AgentRewardBench: A New Benchmark for Evaluating Web Agent Performance

Evaluating Web Agents: Challenges and New Approaches with AgentRewardBench

Web agents, controlled by natural language and performing tasks in web browsers, are becoming increasingly important. However, accurately evaluating their performance is complex and presents developers with challenges. Traditional rule-based methods often reach their limits, as they require laborious adaptation to new tasks and don't always correctly identify successful processes. Human evaluations offer high accuracy but are time-consuming and expensive. Automatic evaluations using large language models (LLMs) appear as a promising alternative, but their effectiveness has been unclear until now.

AgentRewardBench: A New Benchmark for Evaluating Web Agents

To investigate the performance of LLMs in evaluating web agents, AgentRewardBench, the first benchmark of its kind, was developed. It encompasses 1302 trajectories from five different benchmarks and four LLMs. Each trajectory was reviewed by an expert who answered questions about the success, side effects, and repeatability of the agent's actions. Using this benchmark, 12 LLM-based evaluation methods were evaluated. The results show that no single LLM performs equally well across all benchmarks. Furthermore, it was found that the rule-based evaluation used in common benchmarks tends to underestimate the success rate of web agents. This highlights a weakness of rule-based approaches and underscores the need for more flexible automatic evaluations.

The Importance of Accurate Evaluations

The correct evaluation of web agents is crucial for the further development and improvement of this technology. It allows developers to identify the strengths and weaknesses of their agents and make targeted optimizations. Accurate evaluation contributes to increasing the reliability and efficiency of web agents, thus fully exploiting their potential for a variety of applications. From automating everyday tasks to supporting complex research work – reliable web agents can fundamentally change the way we interact with the internet.

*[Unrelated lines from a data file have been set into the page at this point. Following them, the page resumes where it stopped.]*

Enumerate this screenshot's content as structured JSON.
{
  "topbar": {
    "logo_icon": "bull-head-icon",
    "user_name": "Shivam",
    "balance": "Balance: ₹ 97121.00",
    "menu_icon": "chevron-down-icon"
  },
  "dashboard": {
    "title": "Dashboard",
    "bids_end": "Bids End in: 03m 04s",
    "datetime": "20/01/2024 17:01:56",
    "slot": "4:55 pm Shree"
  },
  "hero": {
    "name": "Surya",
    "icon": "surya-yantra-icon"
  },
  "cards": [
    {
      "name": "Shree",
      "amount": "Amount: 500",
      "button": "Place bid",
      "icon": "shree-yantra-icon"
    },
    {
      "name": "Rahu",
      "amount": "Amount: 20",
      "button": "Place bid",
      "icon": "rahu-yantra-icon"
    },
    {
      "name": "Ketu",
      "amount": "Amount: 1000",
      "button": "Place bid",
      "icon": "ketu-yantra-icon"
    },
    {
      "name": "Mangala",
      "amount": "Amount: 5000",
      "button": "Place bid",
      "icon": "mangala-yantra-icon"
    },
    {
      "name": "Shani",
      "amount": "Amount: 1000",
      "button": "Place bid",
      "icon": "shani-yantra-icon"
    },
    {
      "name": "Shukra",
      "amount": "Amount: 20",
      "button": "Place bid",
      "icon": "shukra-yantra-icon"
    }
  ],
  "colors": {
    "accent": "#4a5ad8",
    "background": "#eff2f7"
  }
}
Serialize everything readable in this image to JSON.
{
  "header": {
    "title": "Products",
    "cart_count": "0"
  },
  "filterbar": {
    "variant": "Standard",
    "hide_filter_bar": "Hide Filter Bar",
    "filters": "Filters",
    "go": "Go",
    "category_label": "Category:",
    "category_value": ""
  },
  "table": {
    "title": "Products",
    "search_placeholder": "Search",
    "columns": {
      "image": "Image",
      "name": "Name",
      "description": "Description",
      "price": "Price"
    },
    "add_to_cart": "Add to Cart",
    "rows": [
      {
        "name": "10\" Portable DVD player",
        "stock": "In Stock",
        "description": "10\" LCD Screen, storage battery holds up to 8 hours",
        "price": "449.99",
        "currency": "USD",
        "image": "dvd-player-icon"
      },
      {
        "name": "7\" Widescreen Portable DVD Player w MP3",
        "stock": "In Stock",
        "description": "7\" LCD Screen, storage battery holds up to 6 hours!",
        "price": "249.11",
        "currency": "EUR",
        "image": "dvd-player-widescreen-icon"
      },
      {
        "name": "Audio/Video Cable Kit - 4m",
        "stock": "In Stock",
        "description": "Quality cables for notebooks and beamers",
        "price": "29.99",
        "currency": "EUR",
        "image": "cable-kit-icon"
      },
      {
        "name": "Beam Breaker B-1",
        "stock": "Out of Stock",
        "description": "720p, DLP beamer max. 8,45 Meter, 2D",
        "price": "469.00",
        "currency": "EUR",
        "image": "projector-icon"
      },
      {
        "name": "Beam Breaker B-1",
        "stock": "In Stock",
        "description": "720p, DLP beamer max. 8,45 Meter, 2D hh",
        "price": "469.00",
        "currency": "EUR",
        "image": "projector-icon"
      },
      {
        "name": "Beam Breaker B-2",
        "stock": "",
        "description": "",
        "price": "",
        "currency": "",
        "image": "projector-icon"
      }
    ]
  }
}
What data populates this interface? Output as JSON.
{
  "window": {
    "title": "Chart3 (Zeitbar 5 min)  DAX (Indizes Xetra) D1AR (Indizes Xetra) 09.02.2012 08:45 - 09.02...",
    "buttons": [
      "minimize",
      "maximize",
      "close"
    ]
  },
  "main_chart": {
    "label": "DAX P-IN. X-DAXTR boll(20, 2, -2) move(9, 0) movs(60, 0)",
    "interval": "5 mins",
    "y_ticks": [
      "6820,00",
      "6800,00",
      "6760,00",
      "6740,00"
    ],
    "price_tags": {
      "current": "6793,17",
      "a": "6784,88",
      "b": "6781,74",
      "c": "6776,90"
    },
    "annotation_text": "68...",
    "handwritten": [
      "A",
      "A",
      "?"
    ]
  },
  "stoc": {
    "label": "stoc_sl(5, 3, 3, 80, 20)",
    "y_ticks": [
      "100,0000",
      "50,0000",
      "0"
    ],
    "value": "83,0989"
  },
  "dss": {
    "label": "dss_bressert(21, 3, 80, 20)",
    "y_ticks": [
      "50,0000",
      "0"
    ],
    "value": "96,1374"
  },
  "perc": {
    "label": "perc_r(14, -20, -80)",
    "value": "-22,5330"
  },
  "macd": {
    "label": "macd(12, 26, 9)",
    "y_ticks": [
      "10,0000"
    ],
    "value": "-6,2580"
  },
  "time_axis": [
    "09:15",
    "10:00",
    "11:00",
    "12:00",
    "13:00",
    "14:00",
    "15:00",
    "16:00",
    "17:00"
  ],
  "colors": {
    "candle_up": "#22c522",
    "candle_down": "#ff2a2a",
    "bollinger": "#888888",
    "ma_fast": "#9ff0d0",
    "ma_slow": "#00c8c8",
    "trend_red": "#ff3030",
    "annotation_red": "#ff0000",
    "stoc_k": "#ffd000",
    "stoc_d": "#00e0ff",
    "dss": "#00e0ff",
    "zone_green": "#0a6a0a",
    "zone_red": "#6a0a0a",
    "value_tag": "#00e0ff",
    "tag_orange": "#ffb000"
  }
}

Future Research and Development

AgentRewardBench provides valuable insights for future research and development in the field of web agents. The benchmark's results can contribute to advancing the development of more robust and accurate automatic evaluation methods. The combination of LLMs with other techniques, such as reinforcement learning, could lead to further improvements. The development of specialized LLMs, specifically trained for evaluating web agents, is also a promising approach. Research in this area will help to further increase the performance and reliability of web agents and make them an indispensable tool for interacting with the digital space.

The Role of Mindverse

As a German company specializing in AI-powered content creation, research, and analysis, Mindverse is following the developments in the field of web agents with great interest. The development of customized AI solutions, such as chatbots, voicebots, AI search engines, and knowledge systems, is at the heart of Mindverse's work. The findings from AgentRewardBench are of great importance for the development and optimization of these solutions. The accurate evaluation of agent trajectories plays a crucial role in developing robust and reliable AI systems. Mindverse strives to integrate the latest research results into its products and offer its customers innovative and powerful AI solutions.

Bibliography: Xing Han Lù et al. "AgentRewardBench: Evaluating Automatic Evaluations of Web Agent Trajectories". arXiv preprint arXiv:2504.08942 (2025). Yao, Shunyu, et al. "Measuring mathematical problem solving with the MATH dataset." arXiv preprint arXiv:2404.06474 (2024). Cobbe, Karl, et al. "LLaMA: Open and efficient foundation language models." arXiv preprint arXiv:2302.13971 (2023). Min, Sewon, et al. "Reward-driven web agent with constrained LLM." Proceedings of the IEEE/CVF Conference on Computer Vision and Pattern Recognition. 2024. Li, Jiale, et al. "AceMath-RewardBench: Evaluating Reward Models for Mathematical Reasoning." arXiv preprint arXiv:2403.13787 (2024). Su, Yuxiang, et al. "AgentBench: Evaluating LLMs as Agents." arXiv preprint arXiv:2409.00394 (2024). Fu, Justin, et al. "Reward-bench: Towards better reward models for language agents." arXiv preprint arXiv:2407.15138 (2024). Lai, Baolin, et al. "PAL: Program-aided language models." Proceedings of the 2025 Conference of the North American Chapter of the Association for Computational Linguistics. 2025. Zhong, Wen, et al. "Autonomous Agents." GitHub repository. Goyal, Anirudh, et al. "Evaluating Robustness of Reward Models for Mathematical Reasoning." arXiv preprint arXiv:2311.11463 (2023).